Lihat ke Halaman Asli

Oleh-oleh dari Ngayogjazz 2016

Diperbarui: 22 November 2016   10:25

Kompasiana adalah platform blog. Konten ini menjadi tanggung jawab bloger dan tidak mewakili pandangan redaksi Kompas.

dokumen pribadi

Helatan tahunan ini sudah digelar sepuluh kali, dan sembilan di antaranya saya hadiri. Celakanya, saya tak penah kapok untuk menghadirinya. Bagi saya, Ngayogjazz tak sekadar pertunjukan musik, terutama jazz, melainkan juga menjadi ajang bertemu kawan, bersilaturahmi, bersanda gurau, nongkrong, berbagi kegembiraan, dan menikmati atmosfer pedesaan.

Ya, Ngayogjazz memang diselenggarakan di desa-desa yang ada di wilayah Yogyakarta, dan lokasi penyelenggaraan selalu berpindah setiap tahunnya. Tahun ini, Ngayogjazz digelar Sabtu lalu, 19 November 2016, di Padukuhan Kwagon, Desa Sidorejo, Kecamatan Godean, Kabupaten Sleman. Perlu diketahui, sebagian besar warga Kwagon adalah pembuat genteng sehingga padukuhan ini terkenal sebagai sentra industri genteng.

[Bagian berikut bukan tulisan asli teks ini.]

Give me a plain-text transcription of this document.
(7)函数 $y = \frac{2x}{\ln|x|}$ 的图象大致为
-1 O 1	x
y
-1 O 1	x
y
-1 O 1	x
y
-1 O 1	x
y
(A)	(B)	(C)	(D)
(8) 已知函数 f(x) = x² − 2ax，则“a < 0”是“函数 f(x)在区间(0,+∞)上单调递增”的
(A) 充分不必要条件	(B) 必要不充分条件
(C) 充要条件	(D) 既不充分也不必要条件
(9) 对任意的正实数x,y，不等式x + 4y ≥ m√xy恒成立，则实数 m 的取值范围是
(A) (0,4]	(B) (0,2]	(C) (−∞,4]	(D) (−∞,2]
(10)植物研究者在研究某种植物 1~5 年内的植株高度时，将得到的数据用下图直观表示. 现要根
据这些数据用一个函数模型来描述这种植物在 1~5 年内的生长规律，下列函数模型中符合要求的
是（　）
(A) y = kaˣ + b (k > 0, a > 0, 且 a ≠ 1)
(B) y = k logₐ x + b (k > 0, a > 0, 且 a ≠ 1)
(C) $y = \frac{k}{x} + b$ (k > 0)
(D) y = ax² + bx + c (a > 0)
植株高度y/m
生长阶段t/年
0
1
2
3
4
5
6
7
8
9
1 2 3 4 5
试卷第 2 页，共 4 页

Tujuh panggung disediakan bagi para penampil, termasuk sebuah panggung untuk seni karawitan Kwagon. Ada pula Pasar Jazz, tempat jualan makanan dan minuman yang dijajakan oleh masyarakat Kwagon, merchandise resmi Ngayogjazz 2016 dan lain-lain.

Tanpa Guyuran Hujan

Pertunjukan dimulai sekitar pukul 10 pagi dan berakhir sekitar pukul 10 malam. Semuanya bisa ditonton secara gratis. Ada lebih dari 30 penampil yang tersebar di panggung-panggung tersebut, seperti Fariz RM Anthology Kuartet, Tohpati & Friends, Harvey Malaiholo, Monita Tahalea, Emerald-BEX, Nikita Dompas Trio, Komunitas Jazz Jogja, Palembang Jazz Community, Gubuk Jazz Pekanbaru, Arupadhatu Jazz, dan masih banyak lagi.

Saya merasa Ngayogjazz 2016 ini yang paling seru dibanding tahun-tahun sebelumnya. Ngayogjazz  memang selalu dijubeli pengunjung, dan Sabtu lalu mungkin jumlahnya sampai puluhan ribu; ini hanya perkiraan menurut “perasaan” saya saja, yang sangat mungkin bisa salah.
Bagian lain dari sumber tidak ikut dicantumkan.